С другой стороны, молва настолько же умалила человека, насколько возвысила обезьяну. Известно, что матросы и переселенцы смотрят на дикарей как на обезьяноподобных животных и что некоторые антропологи старались установить, что незначительное умственное различие между англичанином и негром почти тождественно громадной разнице между негром и гориллой. Итак, нам нетрудно понять, каким образом дикари могли представляться простыми обезьянами людям, которые охотились за ними как за дикими зверями в лесах и слышали в их языке только род бессмысленного ворчания и лая, вовсе не будучи в состоянии понять их культуру, которая при лучшем знакомстве всегда обнаруживается среди самых примитивных человеческих племен.

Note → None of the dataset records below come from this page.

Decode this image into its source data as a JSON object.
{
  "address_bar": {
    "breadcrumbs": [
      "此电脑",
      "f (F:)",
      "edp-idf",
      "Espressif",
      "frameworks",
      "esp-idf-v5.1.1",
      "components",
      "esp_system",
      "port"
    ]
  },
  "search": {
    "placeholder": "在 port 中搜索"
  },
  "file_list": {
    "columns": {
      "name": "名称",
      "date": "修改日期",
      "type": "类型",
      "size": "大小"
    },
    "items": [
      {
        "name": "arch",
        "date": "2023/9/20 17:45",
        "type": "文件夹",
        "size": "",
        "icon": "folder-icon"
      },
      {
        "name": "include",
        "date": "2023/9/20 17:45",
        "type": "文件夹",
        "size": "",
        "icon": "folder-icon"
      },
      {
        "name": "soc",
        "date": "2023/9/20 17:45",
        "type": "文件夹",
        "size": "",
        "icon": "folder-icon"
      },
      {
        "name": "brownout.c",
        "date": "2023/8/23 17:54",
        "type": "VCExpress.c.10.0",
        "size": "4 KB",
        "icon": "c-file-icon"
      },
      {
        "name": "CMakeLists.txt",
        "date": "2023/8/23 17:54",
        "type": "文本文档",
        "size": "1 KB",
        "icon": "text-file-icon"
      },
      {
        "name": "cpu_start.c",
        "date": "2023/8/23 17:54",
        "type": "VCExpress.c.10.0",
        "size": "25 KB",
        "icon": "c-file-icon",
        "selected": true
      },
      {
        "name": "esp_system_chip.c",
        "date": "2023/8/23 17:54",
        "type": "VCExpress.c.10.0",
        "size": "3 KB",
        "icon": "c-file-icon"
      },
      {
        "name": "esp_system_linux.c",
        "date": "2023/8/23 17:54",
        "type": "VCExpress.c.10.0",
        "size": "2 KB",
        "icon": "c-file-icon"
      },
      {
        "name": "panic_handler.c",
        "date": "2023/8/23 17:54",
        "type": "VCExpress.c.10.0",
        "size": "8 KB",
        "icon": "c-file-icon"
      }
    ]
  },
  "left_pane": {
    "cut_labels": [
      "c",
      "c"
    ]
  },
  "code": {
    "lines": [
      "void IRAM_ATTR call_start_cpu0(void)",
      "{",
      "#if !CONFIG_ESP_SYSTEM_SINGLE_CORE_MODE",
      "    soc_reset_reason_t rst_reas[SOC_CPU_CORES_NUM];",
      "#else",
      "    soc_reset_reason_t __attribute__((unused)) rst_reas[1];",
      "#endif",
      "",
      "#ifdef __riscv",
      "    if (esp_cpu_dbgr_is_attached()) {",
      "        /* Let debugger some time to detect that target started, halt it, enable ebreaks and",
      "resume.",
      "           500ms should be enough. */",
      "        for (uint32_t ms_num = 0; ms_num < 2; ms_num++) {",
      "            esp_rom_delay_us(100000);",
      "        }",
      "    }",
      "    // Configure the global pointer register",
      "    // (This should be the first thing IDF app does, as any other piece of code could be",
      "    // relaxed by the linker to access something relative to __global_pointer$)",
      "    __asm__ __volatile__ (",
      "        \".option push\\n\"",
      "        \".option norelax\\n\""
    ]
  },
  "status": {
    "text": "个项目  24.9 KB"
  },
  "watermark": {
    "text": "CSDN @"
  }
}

<…> Различные причины могли породить другую странную группу легенд, описывающих племена людей с хвостами, как у животных. Для тех, которые способны верить в одно и то же время, что обезьяна есть род дикаря, а дикарь – род обезьяны, люди с хвостами являются существами, подходящими под то и другое определение. Так, например. Homo caudatus или сатир, часто встречается в народных поверьях в виде получеловеческого существа, тогда как в старинных естественноисторических сочинениях можно найти описание его, очевидно, по образцу антропоидной обезьяны. В Восточной Африке воображаемое племя долгохвостых людей имеет также обезьяньи лица, тогда как в Южной Америке coata tapuya, или «обезьяны‑люди», столь же наивно описываются как люди с хвостами. Европейские путешественники пытались дать рациональное объяснение слышанным ими в Африке и на Востоке рассказам о людях с хвостами. Д‑р Крапф, например, указывает на кусок кожи, который племя вакамба привешивает сзади к поясу, и на этом основании замечает: «Неудивительно, что народ рассказывает, будто во Внутренней Африке есть люди с хвостами». Другие писатели указывают на висячие циновки, или передники, искусственные хвосты в виде хлопушек для мух, используемые как украшения, которые носившим их издали могли придать вид хвостатых людей.

Эти, по‑видимому, бессмысленные мифы часто имеют, однако, действительное этнологическое значение, во всяком случае более глубокое, нежели простое заблуждение. Исследователь, наталкивающийся в какой‑нибудь местности на рассказы о людях с хвостами, должен отыскивать какое‑либо презираемое туземное племя, каких‑нибудь отверженных или еретиков, живущих около или среди господствующего населения, которое смотрит на них как на животных и сообразно с этим приписывает им хвосты. Несмотря на то что туземное племя миау‑тсе, или «сыны почвы», спускается в Кантон для торговли, китайцы до сих пор твердо убеждены, что люди эти, подобно обезьянам, обладают короткими хвостами. Полуцивилизованные малайцы описывают более дикие лесные племена в виде людей с хвостами. Мусульманские народы Африки рассказывают ту же историю о народе ньям‑ньям, живущем внутри материка. <…>

До новейших времен антропология собирала предания об особенностях чудовищных человеческих племен – то неестественно высоких, то чрезмерно малых, одноглазых, одноногих, безголовых или безротых. Сочинения древних географов и естествоиспытателей изобилуют описаниями этих странных существ. Такие писатели, как Исидор Севильский и Роджер Бэкон, собирая Их, способствовали их обширному распространению в средние века, а в народных поверьях нецивилизованных народов они сохранились и до сих пор. Только около начала XIX в., когда мир был настолько изучен, что в нем не осталось места для всех этих чудовищ, науке удалось изгнать их в мир мифологии. Так как мы достаточно говорили о двух главных видах, населяющих этот поразительный получеловеческий зверинец, то небезынтересно будет взглянуть и на остальные и поискать в них указания на источники мифических вымыслов.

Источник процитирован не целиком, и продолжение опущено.